When I began working with the Los Angeles Temple, the Temple Matron and I had quite a few questions about what kinds of laces and designs were acceptable for altar cloths, since we were both unfamiliar with the new guidelines. We ended up talking with Salt Lake several times.
When the Temple Department found out I was making new laces, they told me there was an urgent need for an altar lace in the Denver Temple, and wondered if I could help. I already had a lace I was working on for the Los Angeles Temple so I couldn’t help with Denver, but I knew someone who could.

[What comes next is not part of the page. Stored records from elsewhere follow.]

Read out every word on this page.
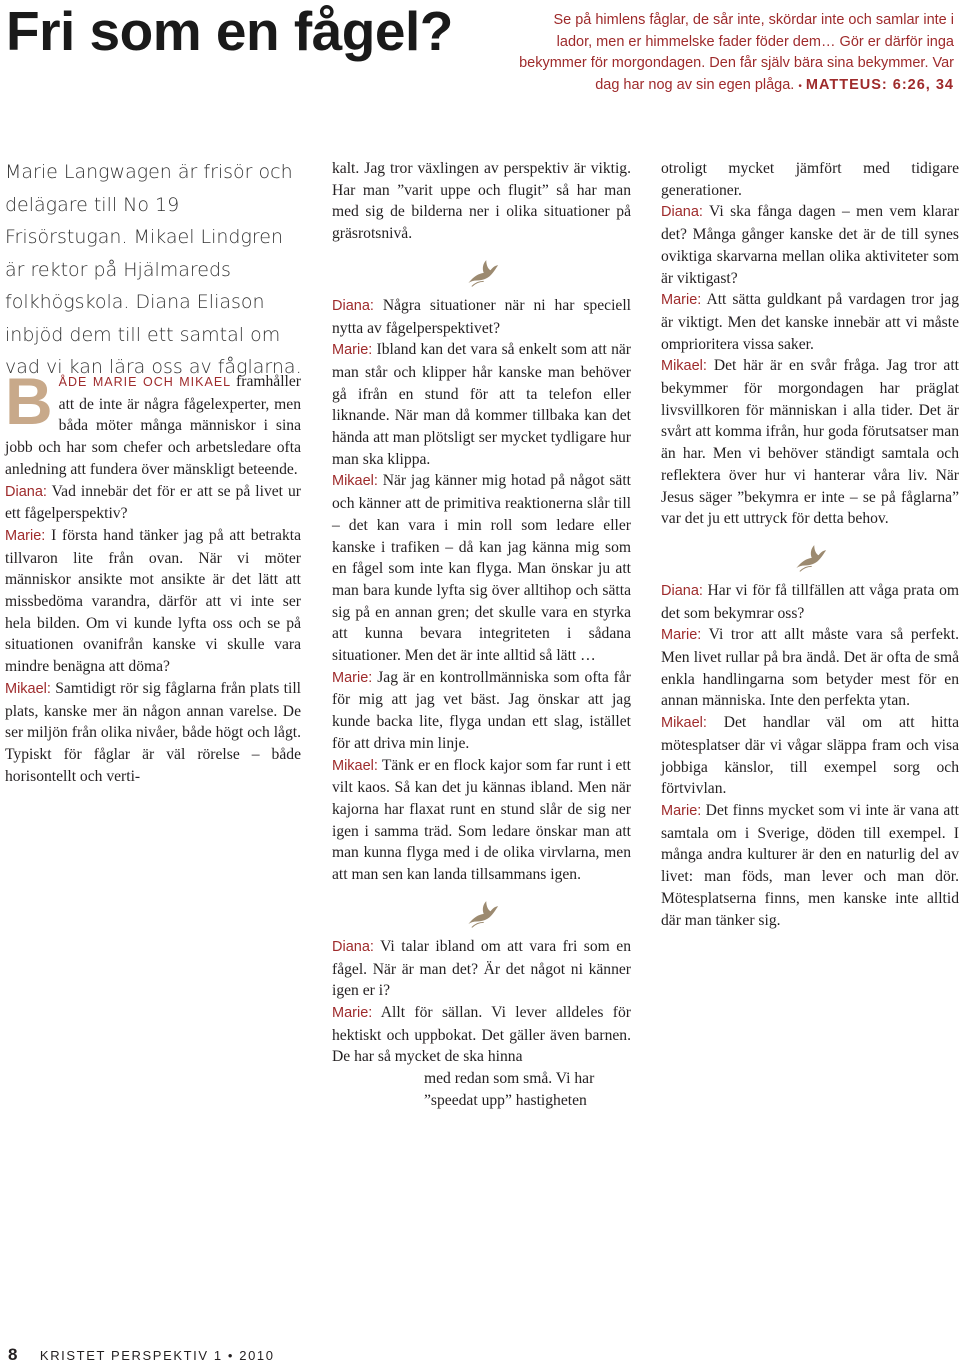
Fri som en fågel?	Se på himlens fåglar, de sår inte, skördar inte och samlar inte i lador, men er himmelske fader föder dem… Gör er därför inga bekymmer för morgondagen. Den får själv bära sina bekymmer. Var dag har nog av sin egen plåga. • MATTEUS: 6:26, 34
Marie Langwagen är frisör och delägare till No 19 Frisörstugan. Mikael Lindgren är rektor på Hjälmareds folkhögskola. Diana Eliason inbjöd dem till ett samtal om vad vi kan lära oss av fåglarna.

BÅDE MARIE OCH MIKAEL framhåller att de inte är några fågelexperter, men båda möter många människor i sina jobb och har som chefer och arbetsledare ofta anledning att fundera över mänskligt beteende.

Diana: Vad innebär det för er att se på livet ur ett fågelperspektiv?

Marie: I första hand tänker jag på att betrakta tillvaron lite från ovan. När vi möter människor ansikte mot ansikte är det lätt att missbedöma varandra, därför att vi inte ser hela bilden. Om vi kunde lyfta oss och se på situationen ovanifrån kanske vi skulle vara mindre benägna att döma?

Mikael: Samtidigt rör sig fåglarna från plats till plats, kanske mer än någon annan varelse. De ser miljön från olika nivåer, både högt och lågt. Typiskt för fåglar är väl rörelse – både horisontellt och verti-

kalt. Jag tror växlingen av perspektiv är viktig. Har man ”varit uppe och flugit” så har man med sig de bilderna ner i olika situationer på gräsrotsnivå.

Diana: Några situationer när ni har speciell nytta av fågelperspektivet?

Marie: Ibland kan det vara så enkelt som att när man står och klipper hår kanske man behöver gå ifrån en stund för att ta telefon eller liknande. När man då kommer tillbaka kan det hända att man plötsligt ser mycket tydligare hur man ska klippa.

Mikael: När jag känner mig hotad på något sätt och känner att de primitiva reaktionerna slår till – det kan vara i min roll som ledare eller kanske i trafiken – då kan jag känna mig som en fågel som inte kan flyga. Man önskar ju att man bara kunde lyfta sig över alltihop och sätta sig på en annan gren; det skulle vara en styrka att kunna bevara integriteten i sådana situationer. Men det är inte alltid så lätt …

Marie: Jag är en kontrollmänniska som ofta får för mig att jag vet bäst. Jag önskar att jag kunde backa lite, flyga undan ett slag, istället för att driva min linje.

Mikael: Tänk er en flock kajor som far runt i ett vilt kaos. Så kan det ju kännas ibland. Men när kajorna har flaxat runt en stund slår de sig ner igen i samma träd. Som ledare önskar man att man kunna flyga med i de olika virvlarna, men att man sen kan landa tillsammans igen.

Diana: Vi talar ibland om att vara fri som en fågel. När är man det? Är det något ni känner igen er i?

Marie: Allt för sällan. Vi lever alldeles för hektiskt och uppbokat. Det gäller även barnen. De har så mycket de ska hinna

med redan som små. Vi har ”speedat upp” hastigheten

otroligt mycket jämfört med tidigare generationer.

Diana: Vi ska fånga dagen – men vem klarar det? Många gånger kanske det är de till synes oviktiga skarvarna mellan olika aktiviteter som är viktigast?

Marie: Att sätta guldkant på vardagen tror jag är viktigt. Men det kanske innebär att vi måste omprioritera vissa saker.

Mikael: Det här är en svår fråga. Jag tror att bekymmer för morgondagen har präglat livsvillkoren för människan i alla tider. Det är svårt att komma ifrån, hur goda förutsatser man än har. Men vi behöver ständigt samtala och reflektera över hur vi hanterar våra liv. När Jesus säger ”bekymra er inte – se på fåglarna” var det ju ett uttryck för detta behov.

Diana: Har vi för få tillfällen att våga prata om det som bekymrar oss?

Marie: Vi tror att allt måste vara så perfekt. Men livet rullar på bra ändå. Det är ofta de små enkla handlingarna som betyder mest för en annan människa. Inte den perfekta ytan.

Mikael: Det handlar väl om att hitta mötesplatser där vi vågar släppa fram och visa jobbiga känslor, till exempel sorg och förtvivlan.

Marie: Det finns mycket som vi inte är vana att samtala om i Sverige, döden till exempel. I många andra kulturer är den en naturlig del av livet: man föds, man lever och man dör. Mötesplatserna finns, men kanske inte alltid där man tänker sig.

8 KRISTET PERSPEKTIV 1 • 2010
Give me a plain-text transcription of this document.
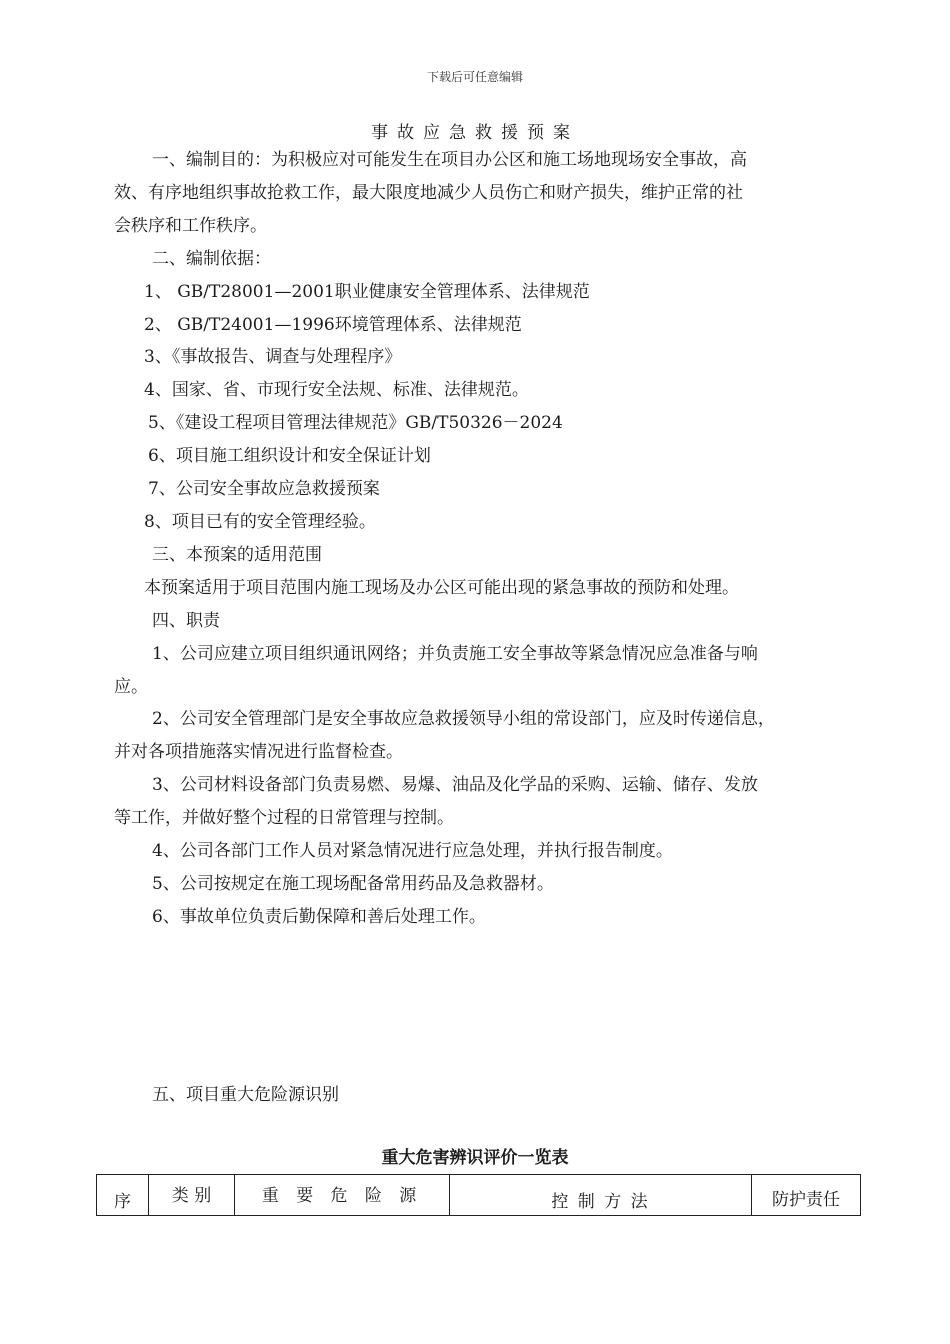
下载后可任意编辑
事故应急救援预案
一、编制目的：为积极应对可能发生在项目办公区和施工场地现场安全事故，高
效、有序地组织事故抢救工作，最大限度地减少人员伤亡和财产损失，维护正常的社
会秩序和工作秩序。
二、编制依据：
1、 GB/T28001—2001职业健康安全管理体系、法律规范
2、 GB/T24001—1996环境管理体系、法律规范
3、《事故报告、调查与处理程序》
4、国家、省、市现行安全法规、标准、法律规范。
5、《建设工程项目管理法律规范》GB/T50326－2024
6、项目施工组织设计和安全保证计划
7、公司安全事故应急救援预案
8、项目已有的安全管理经验。
三、本预案的适用范围
本预案适用于项目范围内施工现场及办公区可能出现的紧急事故的预防和处理。
四、职责
1、公司应建立项目组织通讯网络；并负责施工安全事故等紧急情况应急准备与响
应。
2、公司安全管理部门是安全事故应急救援领导小组的常设部门，应及时传递信息，
并对各项措施落实情况进行监督检查。
3、公司材料设备部门负责易燃、易爆、油品及化学品的采购、运输、储存、发放
等工作，并做好整个过程的日常管理与控制。
4、公司各部门工作人员对紧急情况进行应急处理，并执行报告制度。
5、公司按规定在施工现场配备常用药品及急救器材。
6、事故单位负责后勤保障和善后处理工作。
五、项目重大危险源识别
重大危害辨识评价一览表
序	类 别	重 要 危 险 源	控 制 方 法	防护责任
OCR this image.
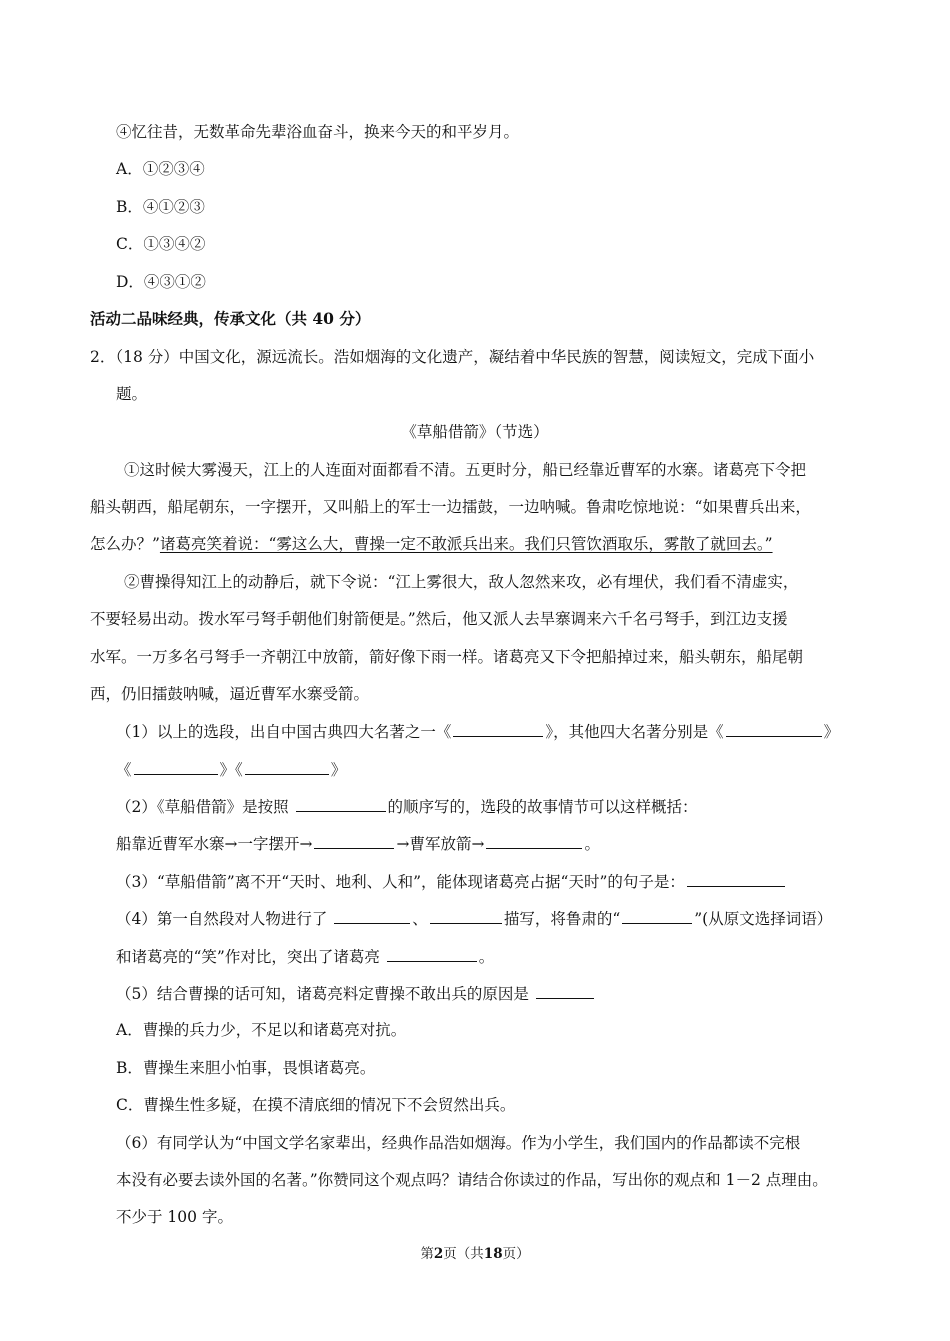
④忆往昔，无数革命先辈浴血奋斗，换来今天的和平岁月。
A．①②③④
B．④①②③
C．①③④②
D．④③①②
活动二品味经典，传承文化（共 40 分）
2．（18 分）中国文化，源远流长。浩如烟海的文化遗产，凝结着中华民族的智慧，阅读短文，完成下面小
题。
《草船借箭》（节选）
①这时候大雾漫天，江上的人连面对面都看不清。五更时分，船已经靠近曹军的水寨。诸葛亮下令把
船头朝西，船尾朝东，一字摆开，又叫船上的军士一边擂鼓，一边呐喊。鲁肃吃惊地说：“如果曹兵出来，
怎么办？”诸葛亮笑着说：“雾这么大，曹操一定不敢派兵出来。我们只管饮酒取乐，雾散了就回去。”
②曹操得知江上的动静后，就下令说：“江上雾很大，敌人忽然来攻，必有埋伏，我们看不清虚实，
不要轻易出动。拨水军弓弩手朝他们射箭便是。”然后，他又派人去旱寨调来六千名弓弩手，到江边支援
水军。一万多名弓弩手一齐朝江中放箭，箭好像下雨一样。诸葛亮又下令把船掉过来，船头朝东，船尾朝
西，仍旧擂鼓呐喊，逼近曹军水寨受箭。
（1）以上的选段，出自中国古典四大名著之一《	》，其他四大名著分别是《	》
《	》《	》
（2）《草船借箭》是按照	的顺序写的，选段的故事情节可以这样概括：
船靠近曹军水寨→一字摆开→	→曹军放箭→	。
（3）“草船借箭”离不开“天时、地利、人和”，能体现诸葛亮占据“天时”的句子是：
（4）第一自然段对人物进行了	、	描写，将鲁肃的“	”(从原文选择词语）
和诸葛亮的“笑”作对比，突出了诸葛亮	。
（5）结合曹操的话可知，诸葛亮料定曹操不敢出兵的原因是
A．曹操的兵力少，不足以和诸葛亮对抗。
B．曹操生来胆小怕事，畏惧诸葛亮。
C．曹操生性多疑，在摸不清底细的情况下不会贸然出兵。
（6）有同学认为“中国文学名家辈出，经典作品浩如烟海。作为小学生，我们国内的作品都读不完根
本没有必要去读外国的名著。”你赞同这个观点吗？请结合你读过的作品，写出你的观点和 1－2 点理由。
不少于 100 字。
第2页（共18页）
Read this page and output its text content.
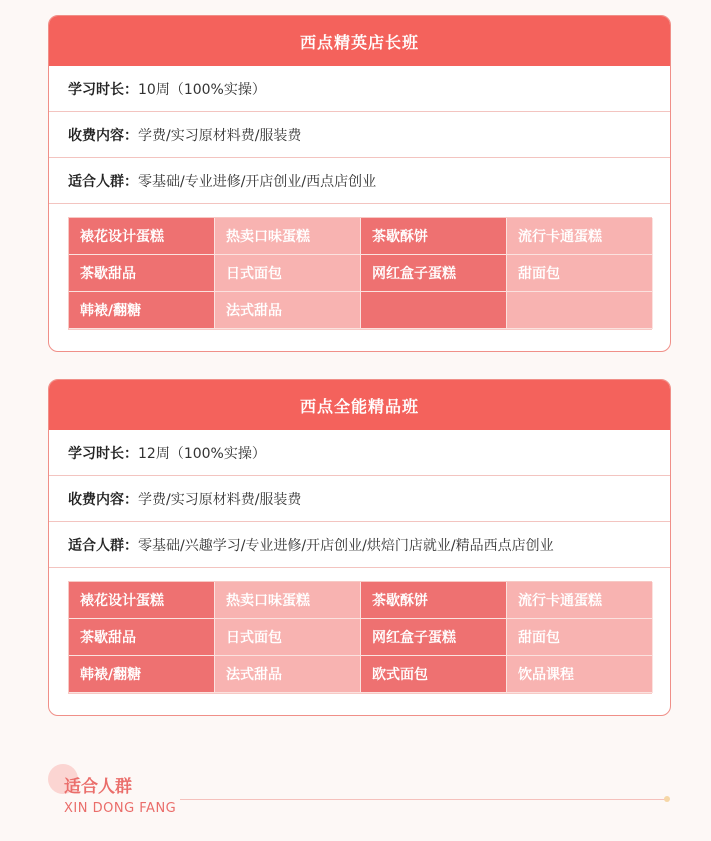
西点精英店长班
学习时长： 10周（100%实操）
收费内容： 学费/实习原材料费/服装费
适合人群： 零基础/专业进修/开店创业/西点店创业
裱花设计蛋糕	热卖口味蛋糕	茶歇酥饼	流行卡通蛋糕
茶歇甜品	日式面包	网红盒子蛋糕	甜面包
韩裱/翻糖	法式甜品
西点全能精品班
学习时长： 12周（100%实操）
收费内容： 学费/实习原材料费/服装费
适合人群： 零基础/兴趣学习/专业进修/开店创业/烘焙门店就业/精品西点店创业
裱花设计蛋糕	热卖口味蛋糕	茶歇酥饼	流行卡通蛋糕
茶歇甜品	日式面包	网红盒子蛋糕	甜面包
韩裱/翻糖	法式甜品	欧式面包	饮品课程
适合人群
XIN DONG FANG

I gave them the contact information for my mother-in-law and sister-in-law, Mary and Heather Rockwood. They are also lacemakers, and they both happen to live in Colorado, just south of Denver.
It turned out that even though Heather has never made altar lace before, she was already working on an altar lace for them… the temple in Denver just didn’t know it yet. Slow and steady, she already had quite a few inches of her lace completed. How is that for being inspired? They were so pleased.
I asked Heather what pattern she was using, and she sent me this photograph of her lace in progress. It’s simple and beautiful. Her pattern is called “Star Motif” from an old needlework magazine called “Workbasket”.
Her new altar cloth is going to be the sister lace to my Ebenezer Lace. I taught Mary the pattern when she visited me a month or two ago, and she decided to make hers to match.
So, when they are finished, Denver will have two new laces, instead of one!